Diversification Opportunities for Fidelity American and Federated Intermediate
0.91 | Correlation Coefficient |
Almost no diversification
The 3 months correlation between Fidelity and Federated is 0.91. Overlapping area represents the amount of risk that can be diversified away by holding Fidelity American High and Federated Intermediate Porate in the same portfolio, assuming nothing else is changed. The correlation between historical prices or returns on Federated Intermediate and Fidelity American is a relative statistical measure of the degree to which these equity instruments tend to move together. The correlation coefficient measures the extent to which returns on Fidelity American High are associated (or correlated) with Federated Intermediate. Values of the correlation coefficient range from -1 to +1, where. The correlation of zero (0) is possible when the price movement of Federated Intermediate has no effect on the direction of Fidelity American i.e., Fidelity American and Federated Intermediate go up and down completely randomly.
Pair Corralation between Fidelity American and Federated Intermediate
Assuming the 90 days trading horizon Fidelity American High is expected to generate 0.79 times more return on investment than Federated Intermediate. However, Fidelity American High is 1.27 times less risky than Federated Intermediate. It trades about 0.27 of its potential returns per unit of risk. Federated Intermediate Porate is currently generating about 0.18 per unit of risk. If you would invest 669.00 in Fidelity American High on May 5, 2025 and sell it today you would earn a total of 19.00 from holding Fidelity American High or generate 2.84% return on investment over 90 days.

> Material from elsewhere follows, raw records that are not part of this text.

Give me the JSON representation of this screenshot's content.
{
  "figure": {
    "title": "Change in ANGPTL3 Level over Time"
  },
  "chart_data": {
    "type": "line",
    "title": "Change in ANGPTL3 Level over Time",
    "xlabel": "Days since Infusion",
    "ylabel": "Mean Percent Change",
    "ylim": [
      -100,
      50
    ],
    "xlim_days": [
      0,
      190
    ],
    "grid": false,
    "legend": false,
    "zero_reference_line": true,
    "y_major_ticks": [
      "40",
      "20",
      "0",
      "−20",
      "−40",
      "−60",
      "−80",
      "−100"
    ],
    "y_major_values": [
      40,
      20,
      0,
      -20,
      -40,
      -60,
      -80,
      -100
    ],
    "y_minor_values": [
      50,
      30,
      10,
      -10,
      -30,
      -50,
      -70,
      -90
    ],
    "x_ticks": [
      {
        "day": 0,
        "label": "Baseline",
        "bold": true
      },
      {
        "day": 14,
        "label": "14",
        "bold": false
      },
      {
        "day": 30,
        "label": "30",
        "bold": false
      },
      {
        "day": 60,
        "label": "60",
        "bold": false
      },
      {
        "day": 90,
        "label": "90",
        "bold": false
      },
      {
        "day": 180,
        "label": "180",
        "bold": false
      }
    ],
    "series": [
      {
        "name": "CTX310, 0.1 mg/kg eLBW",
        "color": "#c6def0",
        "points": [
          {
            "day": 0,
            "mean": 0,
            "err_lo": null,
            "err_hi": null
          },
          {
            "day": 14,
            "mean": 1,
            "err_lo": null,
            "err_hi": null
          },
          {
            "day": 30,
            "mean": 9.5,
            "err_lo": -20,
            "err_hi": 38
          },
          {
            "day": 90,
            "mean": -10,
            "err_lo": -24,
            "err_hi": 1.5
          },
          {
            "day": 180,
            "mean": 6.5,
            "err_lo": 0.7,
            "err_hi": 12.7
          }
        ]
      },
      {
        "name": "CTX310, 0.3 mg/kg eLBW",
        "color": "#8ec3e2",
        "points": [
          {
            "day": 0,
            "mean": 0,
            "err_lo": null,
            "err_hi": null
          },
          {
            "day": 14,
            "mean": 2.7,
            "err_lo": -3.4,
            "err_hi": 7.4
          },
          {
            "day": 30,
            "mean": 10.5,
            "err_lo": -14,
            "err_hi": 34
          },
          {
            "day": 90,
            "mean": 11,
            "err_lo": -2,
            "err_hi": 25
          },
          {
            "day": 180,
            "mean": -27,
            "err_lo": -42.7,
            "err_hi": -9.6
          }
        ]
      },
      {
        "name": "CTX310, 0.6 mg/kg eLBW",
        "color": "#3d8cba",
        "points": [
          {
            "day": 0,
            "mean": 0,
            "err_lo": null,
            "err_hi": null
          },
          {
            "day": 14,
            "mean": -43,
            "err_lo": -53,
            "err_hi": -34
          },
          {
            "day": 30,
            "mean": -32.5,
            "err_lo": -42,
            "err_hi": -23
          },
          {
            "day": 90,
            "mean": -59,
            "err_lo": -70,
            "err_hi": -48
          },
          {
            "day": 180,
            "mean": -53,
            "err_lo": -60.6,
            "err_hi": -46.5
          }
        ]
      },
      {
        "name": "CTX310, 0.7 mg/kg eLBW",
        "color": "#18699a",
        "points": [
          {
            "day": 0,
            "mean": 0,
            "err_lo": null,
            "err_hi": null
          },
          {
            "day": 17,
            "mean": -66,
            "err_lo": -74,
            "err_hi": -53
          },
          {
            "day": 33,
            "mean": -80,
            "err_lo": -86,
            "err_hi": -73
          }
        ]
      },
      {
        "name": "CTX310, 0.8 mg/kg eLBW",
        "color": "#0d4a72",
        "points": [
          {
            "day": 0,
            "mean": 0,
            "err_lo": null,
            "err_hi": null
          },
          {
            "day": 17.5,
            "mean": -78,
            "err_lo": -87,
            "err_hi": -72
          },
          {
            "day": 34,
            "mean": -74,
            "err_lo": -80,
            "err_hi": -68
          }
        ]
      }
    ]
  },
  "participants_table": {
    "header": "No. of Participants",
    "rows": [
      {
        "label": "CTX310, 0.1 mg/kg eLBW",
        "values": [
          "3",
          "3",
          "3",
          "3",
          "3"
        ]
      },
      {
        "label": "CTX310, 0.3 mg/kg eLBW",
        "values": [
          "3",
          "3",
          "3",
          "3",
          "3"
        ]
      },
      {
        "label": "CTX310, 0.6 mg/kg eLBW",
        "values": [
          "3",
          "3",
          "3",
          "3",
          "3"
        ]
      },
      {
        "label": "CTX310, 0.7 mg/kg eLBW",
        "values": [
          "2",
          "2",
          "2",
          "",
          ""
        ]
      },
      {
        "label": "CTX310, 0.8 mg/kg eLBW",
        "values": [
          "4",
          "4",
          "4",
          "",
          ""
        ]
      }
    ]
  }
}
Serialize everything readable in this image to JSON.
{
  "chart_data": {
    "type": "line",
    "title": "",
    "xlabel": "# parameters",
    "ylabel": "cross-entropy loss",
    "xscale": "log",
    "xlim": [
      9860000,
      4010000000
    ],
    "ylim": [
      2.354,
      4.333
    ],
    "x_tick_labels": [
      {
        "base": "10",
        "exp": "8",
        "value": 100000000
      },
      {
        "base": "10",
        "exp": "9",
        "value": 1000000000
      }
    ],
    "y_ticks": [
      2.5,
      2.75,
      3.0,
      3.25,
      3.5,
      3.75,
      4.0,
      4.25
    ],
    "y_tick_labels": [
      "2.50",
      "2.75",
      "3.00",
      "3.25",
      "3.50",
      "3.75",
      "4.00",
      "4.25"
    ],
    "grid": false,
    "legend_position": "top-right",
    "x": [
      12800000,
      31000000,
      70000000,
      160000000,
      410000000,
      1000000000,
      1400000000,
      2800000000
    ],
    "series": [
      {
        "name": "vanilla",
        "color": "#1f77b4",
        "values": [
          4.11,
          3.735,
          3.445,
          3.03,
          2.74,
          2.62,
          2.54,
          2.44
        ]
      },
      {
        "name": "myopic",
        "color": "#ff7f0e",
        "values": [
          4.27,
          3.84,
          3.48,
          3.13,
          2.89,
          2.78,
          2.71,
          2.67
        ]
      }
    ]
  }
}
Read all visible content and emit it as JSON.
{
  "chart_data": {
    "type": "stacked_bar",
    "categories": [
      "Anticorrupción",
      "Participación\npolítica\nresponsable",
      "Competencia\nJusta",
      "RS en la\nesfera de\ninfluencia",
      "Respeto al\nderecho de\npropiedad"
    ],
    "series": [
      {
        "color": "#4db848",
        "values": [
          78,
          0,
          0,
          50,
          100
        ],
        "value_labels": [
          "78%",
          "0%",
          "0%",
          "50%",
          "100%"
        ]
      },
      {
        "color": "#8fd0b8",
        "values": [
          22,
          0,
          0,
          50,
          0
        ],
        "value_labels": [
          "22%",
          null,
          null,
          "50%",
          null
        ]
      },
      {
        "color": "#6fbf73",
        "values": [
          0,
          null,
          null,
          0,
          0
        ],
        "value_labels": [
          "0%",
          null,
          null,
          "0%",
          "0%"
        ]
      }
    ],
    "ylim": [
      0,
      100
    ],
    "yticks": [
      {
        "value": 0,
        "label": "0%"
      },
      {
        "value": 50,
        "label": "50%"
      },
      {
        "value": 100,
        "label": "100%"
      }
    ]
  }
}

Time Period | 3 Months [change] |
Direction | Moves Together |
Strength | Very Strong |
Accuracy | 98.41% |
Values | Daily Returns |
Fidelity American High vs. Federated Intermediate Porate
Performance |
Timeline |
Fidelity American High |
Federated Intermediate |
Fidelity American and Federated Intermediate Volatility Contrast
Predicted Return Density |
Returns |
Pair Trading with Fidelity American and Federated Intermediate
The main advantage of trading using opposite Fidelity American and Federated Intermediate positions is that it hedges away some unsystematic risk. Because of two separate transactions, even if Fidelity American position performs unexpectedly, Federated Intermediate can make up some of the losses. Pair trading also minimizes risk from directional movements in the market. For example, if an entire industry or sector drops because of unexpected headlines, the short position in Federated Intermediate will offset losses from the drop in Federated Intermediate's long position.Fidelity American vs. Global Diversified Income | Fidelity American vs. Delaware Limited Term Diversified | Fidelity American vs. Madison Diversified Income | Fidelity American vs. Elfun Diversified Fund |
Check out your portfolio center.Note that this page's information should be used as a complementary analysis to find the right mix of equity instruments to add to your existing portfolios or create a brand new portfolio. You can also try the Pattern Recognition module to use different Pattern Recognition models to time the market across multiple global exchanges.